Real Data Science!

Aug 8, 2014 • Dav Clark


Dealing with sort-of-big data

Last meeting I (Dav) was talking smack about Pandas while singing the praises of Blaze. Fortunately, the eminently reasonable Thomas provided counterpoint on the virtues of the admittedly excellent pandas.

But all of that is about to get cleared up by one of the current developers of Blaze:

Blaze is a new project that provides a user interface similar to NumPy and Pandas but hooks out to a variety of data and computation backends like HDF5, SQL, and Spark. By separating the user interface from the computation we enable users to easily experiment with different systems based on their needs. Blaze is experimental and so input both on new backends and on usability is welcome. For a simple usage example see the README on GitHub

Also, their logo (for now) appears to be a tesseract, which is even cooler than the mathematicians would lead you to believe. Perhaps the same is true of Blaze?

Also, devops

We’ve just minted version 0.1 of BCE (which might stand for the “Berkeley Common Environment”). As is often the case, you fine people are amongst the first to know! The goal is to provide a standard “data science” VM for campus, serving both as a standardized learning environment, and also a standard reference environment where researchers can ensure their instructions work in at least one place!
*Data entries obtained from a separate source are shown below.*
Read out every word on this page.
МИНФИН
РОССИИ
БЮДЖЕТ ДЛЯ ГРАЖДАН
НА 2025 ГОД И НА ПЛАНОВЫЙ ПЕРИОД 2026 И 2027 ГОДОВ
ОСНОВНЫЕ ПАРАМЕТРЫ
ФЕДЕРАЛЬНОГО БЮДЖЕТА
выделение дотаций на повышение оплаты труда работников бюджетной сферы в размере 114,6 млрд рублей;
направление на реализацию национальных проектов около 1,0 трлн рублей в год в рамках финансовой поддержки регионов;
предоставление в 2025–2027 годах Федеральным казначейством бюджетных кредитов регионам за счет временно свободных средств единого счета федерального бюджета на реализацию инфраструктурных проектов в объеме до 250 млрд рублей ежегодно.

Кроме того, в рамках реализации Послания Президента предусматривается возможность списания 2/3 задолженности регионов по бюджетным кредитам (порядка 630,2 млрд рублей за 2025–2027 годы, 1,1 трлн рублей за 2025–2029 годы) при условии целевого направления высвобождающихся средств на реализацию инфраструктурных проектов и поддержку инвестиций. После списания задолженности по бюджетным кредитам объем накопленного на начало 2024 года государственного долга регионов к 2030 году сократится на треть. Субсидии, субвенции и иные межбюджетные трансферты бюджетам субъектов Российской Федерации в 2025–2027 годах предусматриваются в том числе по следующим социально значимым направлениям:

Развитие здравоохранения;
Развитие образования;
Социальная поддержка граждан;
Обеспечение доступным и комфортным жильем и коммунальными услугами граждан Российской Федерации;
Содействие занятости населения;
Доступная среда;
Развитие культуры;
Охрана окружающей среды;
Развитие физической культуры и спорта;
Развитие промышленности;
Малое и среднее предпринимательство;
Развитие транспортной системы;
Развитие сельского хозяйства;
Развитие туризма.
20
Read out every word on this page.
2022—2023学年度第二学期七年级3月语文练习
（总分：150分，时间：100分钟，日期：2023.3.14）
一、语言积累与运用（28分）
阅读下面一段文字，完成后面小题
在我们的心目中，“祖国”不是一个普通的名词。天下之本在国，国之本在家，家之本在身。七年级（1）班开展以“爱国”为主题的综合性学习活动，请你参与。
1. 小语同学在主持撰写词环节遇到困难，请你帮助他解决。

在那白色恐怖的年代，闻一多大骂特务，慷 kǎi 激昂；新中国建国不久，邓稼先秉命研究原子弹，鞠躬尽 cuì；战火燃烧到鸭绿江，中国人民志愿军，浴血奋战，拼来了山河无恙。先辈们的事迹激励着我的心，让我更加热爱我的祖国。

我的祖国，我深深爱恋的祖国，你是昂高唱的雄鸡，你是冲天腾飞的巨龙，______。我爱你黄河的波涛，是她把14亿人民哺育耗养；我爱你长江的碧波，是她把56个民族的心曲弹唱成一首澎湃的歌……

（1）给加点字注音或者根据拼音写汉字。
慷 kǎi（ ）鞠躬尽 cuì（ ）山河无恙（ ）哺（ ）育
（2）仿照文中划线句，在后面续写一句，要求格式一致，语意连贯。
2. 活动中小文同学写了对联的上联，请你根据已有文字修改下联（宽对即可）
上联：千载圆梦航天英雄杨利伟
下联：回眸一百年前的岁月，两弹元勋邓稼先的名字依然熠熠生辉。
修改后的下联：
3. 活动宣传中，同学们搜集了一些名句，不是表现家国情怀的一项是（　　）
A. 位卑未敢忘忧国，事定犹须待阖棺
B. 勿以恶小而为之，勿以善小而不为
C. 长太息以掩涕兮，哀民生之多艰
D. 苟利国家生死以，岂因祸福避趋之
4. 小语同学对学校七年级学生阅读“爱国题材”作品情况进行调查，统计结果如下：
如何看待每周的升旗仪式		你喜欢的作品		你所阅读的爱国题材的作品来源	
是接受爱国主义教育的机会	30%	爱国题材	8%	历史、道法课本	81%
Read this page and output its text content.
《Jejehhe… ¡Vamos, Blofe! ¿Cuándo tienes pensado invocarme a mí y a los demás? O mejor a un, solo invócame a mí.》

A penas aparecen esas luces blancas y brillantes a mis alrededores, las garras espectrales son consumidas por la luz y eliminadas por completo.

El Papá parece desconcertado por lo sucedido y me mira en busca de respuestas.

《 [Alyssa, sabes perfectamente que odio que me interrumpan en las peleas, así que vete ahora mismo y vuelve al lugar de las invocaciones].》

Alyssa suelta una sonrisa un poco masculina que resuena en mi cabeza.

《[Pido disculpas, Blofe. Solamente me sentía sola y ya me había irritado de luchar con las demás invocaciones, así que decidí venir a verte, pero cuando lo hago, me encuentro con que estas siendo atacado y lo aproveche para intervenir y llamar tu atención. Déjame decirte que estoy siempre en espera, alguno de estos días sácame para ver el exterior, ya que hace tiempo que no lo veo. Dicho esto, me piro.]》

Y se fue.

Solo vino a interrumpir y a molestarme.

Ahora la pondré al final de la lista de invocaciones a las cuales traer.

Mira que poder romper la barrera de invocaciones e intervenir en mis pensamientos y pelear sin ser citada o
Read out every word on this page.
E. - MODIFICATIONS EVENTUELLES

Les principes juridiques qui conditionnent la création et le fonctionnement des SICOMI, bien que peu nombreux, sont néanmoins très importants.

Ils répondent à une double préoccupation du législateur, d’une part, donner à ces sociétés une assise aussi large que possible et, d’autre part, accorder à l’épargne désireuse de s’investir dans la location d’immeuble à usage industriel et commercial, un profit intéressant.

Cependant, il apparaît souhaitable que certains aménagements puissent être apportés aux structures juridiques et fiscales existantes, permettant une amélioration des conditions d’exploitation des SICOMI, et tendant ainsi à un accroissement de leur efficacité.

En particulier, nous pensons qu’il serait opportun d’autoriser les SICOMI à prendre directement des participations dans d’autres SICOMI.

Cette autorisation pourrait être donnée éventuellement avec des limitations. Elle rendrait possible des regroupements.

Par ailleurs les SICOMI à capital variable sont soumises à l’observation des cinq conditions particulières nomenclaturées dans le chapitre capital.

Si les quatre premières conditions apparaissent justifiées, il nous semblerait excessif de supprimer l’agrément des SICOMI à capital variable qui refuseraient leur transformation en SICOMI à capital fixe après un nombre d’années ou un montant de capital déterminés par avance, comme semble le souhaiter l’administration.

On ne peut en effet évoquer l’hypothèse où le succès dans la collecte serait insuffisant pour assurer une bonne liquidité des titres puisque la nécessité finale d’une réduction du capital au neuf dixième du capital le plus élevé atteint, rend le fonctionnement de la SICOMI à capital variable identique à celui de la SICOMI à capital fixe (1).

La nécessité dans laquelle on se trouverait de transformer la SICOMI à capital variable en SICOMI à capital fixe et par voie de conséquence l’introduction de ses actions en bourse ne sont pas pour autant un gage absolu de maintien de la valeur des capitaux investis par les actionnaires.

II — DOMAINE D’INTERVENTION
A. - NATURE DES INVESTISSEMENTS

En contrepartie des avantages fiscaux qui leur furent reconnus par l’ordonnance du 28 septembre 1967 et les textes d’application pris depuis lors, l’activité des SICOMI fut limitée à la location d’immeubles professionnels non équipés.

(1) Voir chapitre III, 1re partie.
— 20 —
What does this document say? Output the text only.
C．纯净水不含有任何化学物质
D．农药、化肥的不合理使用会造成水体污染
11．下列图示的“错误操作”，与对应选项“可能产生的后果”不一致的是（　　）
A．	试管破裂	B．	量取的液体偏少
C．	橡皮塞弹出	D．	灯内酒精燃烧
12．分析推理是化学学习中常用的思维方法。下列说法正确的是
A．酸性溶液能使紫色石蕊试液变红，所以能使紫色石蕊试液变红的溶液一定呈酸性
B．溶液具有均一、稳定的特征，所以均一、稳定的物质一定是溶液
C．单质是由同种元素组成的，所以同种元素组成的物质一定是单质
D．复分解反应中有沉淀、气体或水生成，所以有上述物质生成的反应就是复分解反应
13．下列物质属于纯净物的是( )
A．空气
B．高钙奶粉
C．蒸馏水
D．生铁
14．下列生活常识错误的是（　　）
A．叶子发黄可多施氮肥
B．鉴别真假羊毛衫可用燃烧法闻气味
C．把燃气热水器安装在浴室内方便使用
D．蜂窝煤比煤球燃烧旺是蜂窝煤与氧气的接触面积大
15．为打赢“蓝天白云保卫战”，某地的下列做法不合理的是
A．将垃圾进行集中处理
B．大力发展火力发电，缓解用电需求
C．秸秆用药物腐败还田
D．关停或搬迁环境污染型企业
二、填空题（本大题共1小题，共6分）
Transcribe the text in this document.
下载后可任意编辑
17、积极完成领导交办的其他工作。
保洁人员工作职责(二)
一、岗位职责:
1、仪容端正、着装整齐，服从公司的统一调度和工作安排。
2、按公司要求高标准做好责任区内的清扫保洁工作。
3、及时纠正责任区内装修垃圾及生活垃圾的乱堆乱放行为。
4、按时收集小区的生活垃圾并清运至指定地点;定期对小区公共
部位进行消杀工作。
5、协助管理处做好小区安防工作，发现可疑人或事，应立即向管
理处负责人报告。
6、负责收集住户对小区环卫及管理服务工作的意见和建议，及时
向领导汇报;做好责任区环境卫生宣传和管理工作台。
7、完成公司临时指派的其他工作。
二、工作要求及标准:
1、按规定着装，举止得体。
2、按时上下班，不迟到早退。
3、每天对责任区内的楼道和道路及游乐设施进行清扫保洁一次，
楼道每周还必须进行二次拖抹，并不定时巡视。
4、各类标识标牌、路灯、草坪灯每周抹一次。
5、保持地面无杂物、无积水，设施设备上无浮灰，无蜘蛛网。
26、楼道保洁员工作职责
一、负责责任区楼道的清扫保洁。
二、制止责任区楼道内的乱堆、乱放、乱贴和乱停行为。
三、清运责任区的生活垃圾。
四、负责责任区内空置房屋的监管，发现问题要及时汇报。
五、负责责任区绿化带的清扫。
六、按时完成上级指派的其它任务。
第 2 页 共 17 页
Since I’ve been busy pulling down packages, Aaron from Berkeley Research Computing (BRC) offered to explain to me (in front of all of you) how he uses a caching proxy server to speed up repetitive installs, including his efforts to make this server highly portable with Docker. You may not have heard of Docker, but trust me, they’re six ways to crazy about it in the Valley. Er, South Bay.

Help us teach!

We’re organizing the next D-Lab training here on this very website! There, you’ll see that the inimitable Matt Davis has already submitted a pull request to indicate his availability. Who will be next? How many points will they get?

Only time will tell. (Your questions will be answered on Friday, or just shoot me an email.)